Wednesday, July 29, 2015

Kunkel's "Utopia or Bust": Made Me Want to Read and Write More

When I first heard that Jacobin and Verso were teaming up, I was super-jazzed.
They offered six books for fifty bucks around the Christmas of 2013.
I was like that meme of Fry where he’s saying “Take My Money!”

Basically, I have achieved a level of material success where I still have revolutionary desires and our household income is a bit more than the US household median income. So I have a need and a desire to give the money to the revolutionary presses that I can fulfill. My favorite thing is to sit on my couch and read and drink beer. I often read of revolution, and I can help create a future where the workers of the world, who once united, can lose their chains and drink beer and do their own reading. Verso and Jacobin will help facilitate that.

So I bought the books through the publishers, and ended up with the first batch. I read the other two books right quick, but for some reason I let this one sit. I think I had tried to read it once, but I was sad at the the structure of <add introduction + previous essays = book>. I put it down and on my shelf, even though I had not read any of the essays previously.

But last weekend, I picked it back up. The essays in the book are about writers, for the most part, that I admire or have read. There are a couple of ones about unfamiliar writers to me, so I can’t make a judgement on them, since I only know them through Kunkel’s lense. But the ones that we cross over the things I’ve read and he’s read, show the writers I like in a new light and made me think more and broader and deeper about them. His essay on David Harvey illustrates this - it just helps put my own reading of Harvey in context of other thinkers.

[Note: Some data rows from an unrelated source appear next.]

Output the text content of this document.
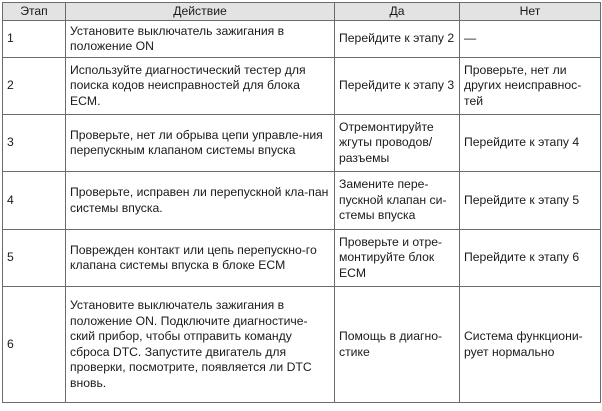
Этап	Действие	Да	Нет
1	Установите выключатель зажигания в положение ON	Перейдите к этапу 2	—
2	Используйте диагностический тестер для поиска кодов неисправностей для блока ECM.	Перейдите к этапу 3	Проверьте, нет ли других неисправнос-тей
3	Проверьте, нет ли обрыва цепи управле-ния перепускным клапаном системы впуска	Отремонтируйте жгуты проводов/разъемы	Перейдите к этапу 4
4	Проверьте, исправен ли перепускной кла-пан системы впуска.	Замените пере-пускной клапан си-стемы впуска	Перейдите к этапу 5
5	Поврежден контакт или цепь перепускно-го клапана системы впуска в блоке ECM	Проверьте и отре-монтируйте блок ECM	Перейдите к этапу 6
6	Установите выключатель зажигания в положение ON. Подключите диагностиче-ский прибор, чтобы отправить команду сброса DTC. Запустите двигатель для проверки, посмотрите, появляется ли DTC вновь.	Помощь в диагно-стике	Система функциони-рует нормально
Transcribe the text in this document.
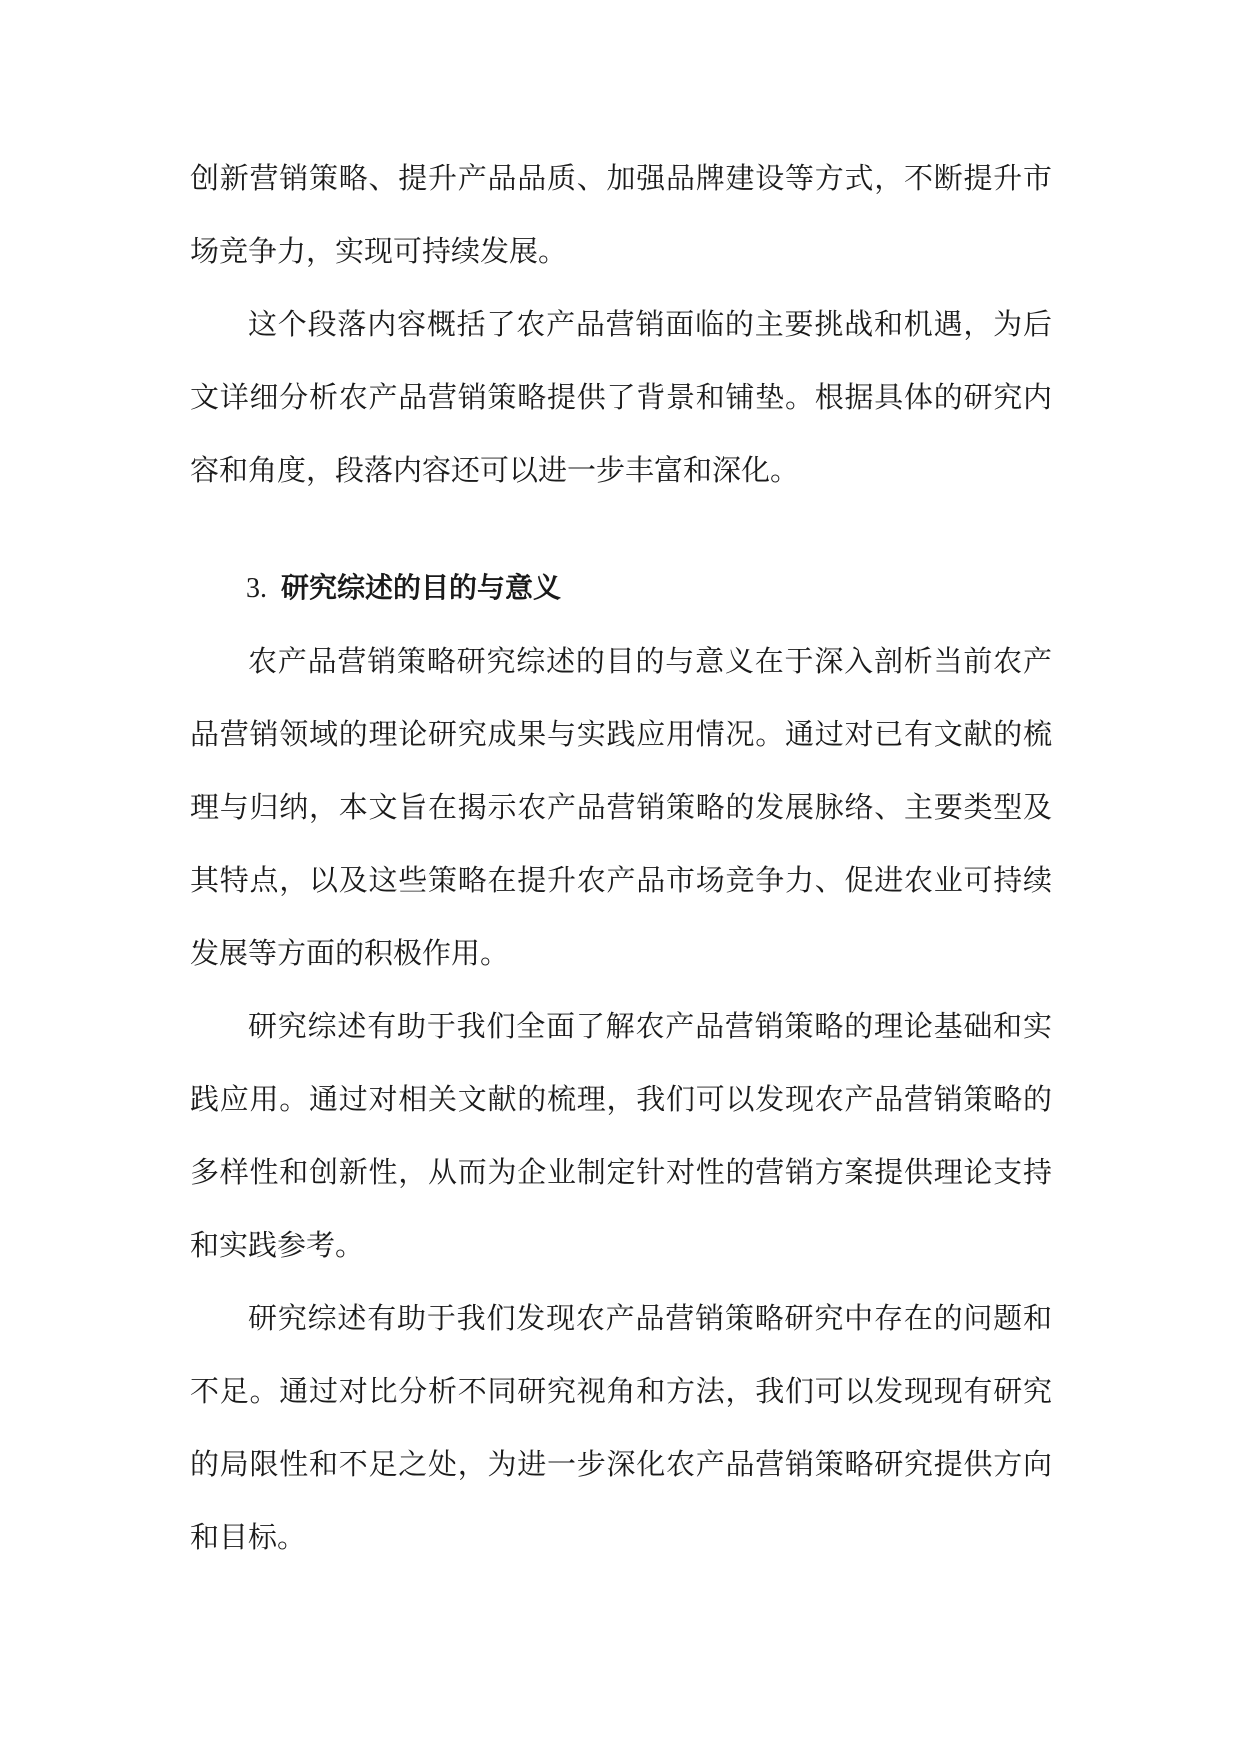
创新营销策略、提升产品品质、加强品牌建设等方式，不断提升市场竞争力，实现可持续发展。

这个段落内容概括了农产品营销面临的主要挑战和机遇，为后文详细分析农产品营销策略提供了背景和铺垫。根据具体的研究内容和角度，段落内容还可以进一步丰富和深化。

3. 研究综述的目的与意义

农产品营销策略研究综述的目的与意义在于深入剖析当前农产品营销领域的理论研究成果与实践应用情况。通过对已有文献的梳理与归纳，本文旨在揭示农产品营销策略的发展脉络、主要类型及其特点，以及这些策略在提升农产品市场竞争力、促进农业可持续发展等方面的积极作用。

研究综述有助于我们全面了解农产品营销策略的理论基础和实践应用。通过对相关文献的梳理，我们可以发现农产品营销策略的多样性和创新性，从而为企业制定针对性的营销方案提供理论支持和实践参考。

研究综述有助于我们发现农产品营销策略研究中存在的问题和不足。通过对比分析不同研究视角和方法，我们可以发现现有研究的局限性和不足之处，为进一步深化农产品营销策略研究提供方向和目标。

Here’s the best thing about the book. It broadens my horizon, in that I want to read more about the people who he talks about but am only tangentially familiar with. I guess it’s time for me to put Fredric Jameson on my reading list. But the real best thing is that it makes me want to write more just by engaging in the ideas that the author engages with. Kunkel is a clear and exact writer that holds the attention even when writing about  unfamiliar subjects.